PARLIAMENT:Committee of Supply debate: Ministry of Culture, Community and Youth

Imam makes it a habit to make friends from other faiths

(From left) Venerable Phra Goh Chun Kiang, Ustaz Muslim Amad, Master Chung Kwang Tong, Mr Shivanand Rai, Father Samuel Lim, Dr Pritpal Singh and Zoroastrian priest Ervad Zeus Percy Khambatta, members of the Inter-Religious Organisation (IRO) Youths,
(From left) Venerable Phra Goh Chun Kiang, Ustaz Muslim Amad, Master Chung Kwang Tong, Mr Shivanand Rai, Father Samuel Lim, Dr Pritpal Singh and Zoroastrian priest Ervad Zeus Percy Khambatta, members of the Inter-Religious Organisation (IRO) Youths, comprising 30 to 40 young people from 10 different religions.PHOTO: BERITA HARIAN

As an imam and course coordinator at the Al-Muttaqin Mosque in Ang Mo Kio, Ustaz Muslim Amad spends most of his time with the Muslim community.

But he also has many friends from other faiths and makes the effort to meet young leaders from other religions regularly to organise joint activities.

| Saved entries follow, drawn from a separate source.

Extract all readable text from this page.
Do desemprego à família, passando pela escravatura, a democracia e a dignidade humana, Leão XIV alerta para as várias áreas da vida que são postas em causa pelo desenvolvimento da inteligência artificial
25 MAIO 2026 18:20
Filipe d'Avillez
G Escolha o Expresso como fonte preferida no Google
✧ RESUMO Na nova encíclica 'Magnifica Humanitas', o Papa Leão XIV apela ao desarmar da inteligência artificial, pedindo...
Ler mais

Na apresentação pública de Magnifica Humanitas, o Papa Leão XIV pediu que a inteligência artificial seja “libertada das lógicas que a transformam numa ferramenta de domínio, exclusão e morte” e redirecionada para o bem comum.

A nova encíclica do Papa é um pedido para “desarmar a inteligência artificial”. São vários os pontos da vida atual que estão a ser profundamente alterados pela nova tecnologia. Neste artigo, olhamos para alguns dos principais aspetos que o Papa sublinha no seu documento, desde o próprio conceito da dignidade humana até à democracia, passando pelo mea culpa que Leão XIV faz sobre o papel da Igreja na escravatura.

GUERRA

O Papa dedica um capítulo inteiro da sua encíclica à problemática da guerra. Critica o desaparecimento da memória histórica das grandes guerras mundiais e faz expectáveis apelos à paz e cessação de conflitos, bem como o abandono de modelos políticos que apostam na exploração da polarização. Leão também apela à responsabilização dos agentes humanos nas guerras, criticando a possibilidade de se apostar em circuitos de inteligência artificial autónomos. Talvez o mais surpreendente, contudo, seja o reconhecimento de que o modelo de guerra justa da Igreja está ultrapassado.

His interest in learning more about different cultures and faiths was sparked as a student at then Madrasah Al-Irsyad, when he had few non-Muslim friends.

For Racial Harmony Day, his class was in charge of showcasing Indian culture and Ustaz Muslim, 25, still recalls taking oil lamps and copies of Tamil-language daily Tamil Murasu to school to share with his friends.

His fondness for Chinese horror flicks also led him to read up about Chinese culture.

In 2012, Ustaz Muslim discovered the Harmony Centre, which promotes inter-faith understanding, and jumped at the chance to join as a docent.

Four years later, he is still a regular at the centre at An-Nahdhah Mosque in Bishan and takes visitors for tours around it.

Minister-in-charge of Muslim Affairs Yaacob Ibrahim yesterday cited him as an example of young and upcoming asatizah, or religious teachers, who play a role in guiding the community and imparting values such as integrity, respect for human dignity and compassion.

Ustaz Muslim has spent hours in open conversation with fellow Singaporeans from other faiths.

His key message to other youth out there? "Listen more, talk less. Learn to share about your religion with confidence. Be good to all, regardless of race, language or religion."